Afterward, I sent the kids off on a scavenger hunt.  They had a ball running around the field trying to check off each and every item.
 
Caleb checking off his scavenger hunt list.

After the scavenger hunt, each of the big kids had to go in search of one flower that was new to them to bring back to the blanket.  They had to identify it and write down various characteristics and information on a notebooking page.

Filling out a notebooking page for the flower of their choice.
Caleb’s flower = Heal-All
Mahayla’s flower = Evening Primrose

As usual, we had such a lovely time basking in God’s creation!  You can find the notebooking pages we used (and more), plus TONS of wildflower activity ideas in the NaturExplorers unit Wonderful Wildflowers.

6 Comments

  1. What do you use to identify your wildfloweres? I am only successful about half the time in discovering what something is called.

  2. Scavenger Hunt! What a great idea– one of those that I had noted before but promptly forgot about. It would be fun to see just how many different ways I could incorporate that into our studies and such.

  3. This is fabulous. Thanks for letting us know about how to do this!! Can’t wait to do this!

  4. Thanks for the comment! I have also wondered about identifying wildflowers. Does the nature study on wildflowers have an identification guide included, or do you recommend a book/field guide?
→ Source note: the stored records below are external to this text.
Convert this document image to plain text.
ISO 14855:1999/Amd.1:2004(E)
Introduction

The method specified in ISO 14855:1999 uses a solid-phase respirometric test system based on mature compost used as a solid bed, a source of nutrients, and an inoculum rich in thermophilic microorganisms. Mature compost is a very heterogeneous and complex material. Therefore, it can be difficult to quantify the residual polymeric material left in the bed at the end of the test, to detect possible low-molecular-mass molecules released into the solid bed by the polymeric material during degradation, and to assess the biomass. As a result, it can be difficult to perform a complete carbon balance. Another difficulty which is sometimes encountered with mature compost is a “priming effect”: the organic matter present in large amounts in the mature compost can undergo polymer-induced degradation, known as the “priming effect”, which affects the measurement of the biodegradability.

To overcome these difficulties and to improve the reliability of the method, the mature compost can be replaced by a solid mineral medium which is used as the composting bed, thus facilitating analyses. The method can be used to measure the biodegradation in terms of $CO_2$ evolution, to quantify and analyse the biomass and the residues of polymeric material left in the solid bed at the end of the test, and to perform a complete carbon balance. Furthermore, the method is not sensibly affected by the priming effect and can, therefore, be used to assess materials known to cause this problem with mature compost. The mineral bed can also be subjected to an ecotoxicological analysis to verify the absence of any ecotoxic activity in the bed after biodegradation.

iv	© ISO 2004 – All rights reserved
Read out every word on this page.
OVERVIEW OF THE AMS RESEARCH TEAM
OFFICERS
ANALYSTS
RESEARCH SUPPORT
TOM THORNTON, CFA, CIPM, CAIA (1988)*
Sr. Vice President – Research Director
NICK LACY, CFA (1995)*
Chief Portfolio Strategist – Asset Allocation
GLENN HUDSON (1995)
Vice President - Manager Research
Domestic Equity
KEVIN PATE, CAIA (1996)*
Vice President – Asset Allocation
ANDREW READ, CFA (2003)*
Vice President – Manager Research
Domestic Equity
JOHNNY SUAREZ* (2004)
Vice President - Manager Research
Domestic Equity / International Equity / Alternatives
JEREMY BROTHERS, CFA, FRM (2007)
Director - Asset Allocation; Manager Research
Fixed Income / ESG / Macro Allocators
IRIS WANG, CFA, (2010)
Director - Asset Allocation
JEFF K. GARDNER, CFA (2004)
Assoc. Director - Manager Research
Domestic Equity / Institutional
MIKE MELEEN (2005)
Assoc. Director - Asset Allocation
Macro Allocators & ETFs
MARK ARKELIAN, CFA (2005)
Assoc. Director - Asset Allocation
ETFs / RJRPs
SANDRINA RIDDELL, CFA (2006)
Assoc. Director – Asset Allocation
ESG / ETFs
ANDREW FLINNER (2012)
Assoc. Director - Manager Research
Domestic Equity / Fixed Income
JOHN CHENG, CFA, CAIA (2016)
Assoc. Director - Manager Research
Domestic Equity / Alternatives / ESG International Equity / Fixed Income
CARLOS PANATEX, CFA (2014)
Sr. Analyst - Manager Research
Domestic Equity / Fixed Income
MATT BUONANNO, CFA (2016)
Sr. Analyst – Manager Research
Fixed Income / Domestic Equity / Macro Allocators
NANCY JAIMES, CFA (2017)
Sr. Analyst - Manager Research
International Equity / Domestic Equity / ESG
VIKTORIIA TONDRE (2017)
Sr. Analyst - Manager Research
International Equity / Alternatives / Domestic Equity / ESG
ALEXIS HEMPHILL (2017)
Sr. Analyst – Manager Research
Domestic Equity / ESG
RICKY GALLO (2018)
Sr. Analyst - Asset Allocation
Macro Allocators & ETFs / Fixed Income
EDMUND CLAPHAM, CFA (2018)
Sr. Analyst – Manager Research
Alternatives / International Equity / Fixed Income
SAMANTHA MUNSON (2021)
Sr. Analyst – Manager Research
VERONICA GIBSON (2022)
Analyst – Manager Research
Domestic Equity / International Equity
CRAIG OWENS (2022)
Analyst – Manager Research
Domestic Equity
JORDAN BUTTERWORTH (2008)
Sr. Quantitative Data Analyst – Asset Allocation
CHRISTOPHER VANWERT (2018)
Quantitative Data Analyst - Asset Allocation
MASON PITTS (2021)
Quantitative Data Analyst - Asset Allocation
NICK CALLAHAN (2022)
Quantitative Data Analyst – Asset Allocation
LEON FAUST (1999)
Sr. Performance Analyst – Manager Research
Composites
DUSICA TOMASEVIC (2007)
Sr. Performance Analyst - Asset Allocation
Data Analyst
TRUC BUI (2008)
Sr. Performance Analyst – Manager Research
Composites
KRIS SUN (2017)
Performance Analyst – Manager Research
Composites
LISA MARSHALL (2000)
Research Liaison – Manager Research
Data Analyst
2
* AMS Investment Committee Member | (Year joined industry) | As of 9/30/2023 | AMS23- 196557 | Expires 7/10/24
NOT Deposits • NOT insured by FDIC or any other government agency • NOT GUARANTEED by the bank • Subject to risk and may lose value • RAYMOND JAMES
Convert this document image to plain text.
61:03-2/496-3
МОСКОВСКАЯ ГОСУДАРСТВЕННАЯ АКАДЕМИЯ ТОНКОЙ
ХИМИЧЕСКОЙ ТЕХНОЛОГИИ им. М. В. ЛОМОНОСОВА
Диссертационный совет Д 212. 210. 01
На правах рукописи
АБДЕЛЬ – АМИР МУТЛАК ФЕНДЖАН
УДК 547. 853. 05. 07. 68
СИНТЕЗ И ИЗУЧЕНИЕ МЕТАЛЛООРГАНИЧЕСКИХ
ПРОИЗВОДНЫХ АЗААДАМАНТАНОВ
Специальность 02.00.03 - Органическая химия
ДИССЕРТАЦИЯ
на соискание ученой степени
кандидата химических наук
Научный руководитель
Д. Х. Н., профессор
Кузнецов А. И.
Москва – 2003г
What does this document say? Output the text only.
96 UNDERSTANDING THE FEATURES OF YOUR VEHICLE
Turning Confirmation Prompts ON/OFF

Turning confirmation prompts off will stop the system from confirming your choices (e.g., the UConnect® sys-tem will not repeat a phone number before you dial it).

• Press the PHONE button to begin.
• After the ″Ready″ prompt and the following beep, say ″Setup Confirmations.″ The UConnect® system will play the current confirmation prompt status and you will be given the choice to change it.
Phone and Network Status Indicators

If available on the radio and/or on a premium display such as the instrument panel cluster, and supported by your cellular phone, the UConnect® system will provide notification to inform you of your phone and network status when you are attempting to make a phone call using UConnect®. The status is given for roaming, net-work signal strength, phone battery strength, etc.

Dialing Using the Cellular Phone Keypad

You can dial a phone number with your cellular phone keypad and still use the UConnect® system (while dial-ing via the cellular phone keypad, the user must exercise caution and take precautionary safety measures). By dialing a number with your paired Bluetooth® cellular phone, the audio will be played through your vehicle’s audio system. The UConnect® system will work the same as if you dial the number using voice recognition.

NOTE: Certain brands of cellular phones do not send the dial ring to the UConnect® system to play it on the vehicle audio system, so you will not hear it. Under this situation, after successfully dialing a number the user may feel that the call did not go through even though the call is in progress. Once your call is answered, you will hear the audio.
    Thanks for doing these nature studies! I’m excited to use the Fruits and Nuts soon. Already have a pile of related books from the library to use with it!

  5. cindykwest says:

    I wish we were able to add an identification guide in the unit! But, unfortunately, it would be way too hard to pinpoint flowers from many places around the country (and even our around the world friends.) I use the National Audubon Society’s wildflower field guide. I love the way it’s organized and it’s very thorough considering how many wildflowers are in my area! Good luck finding a good one that works for you!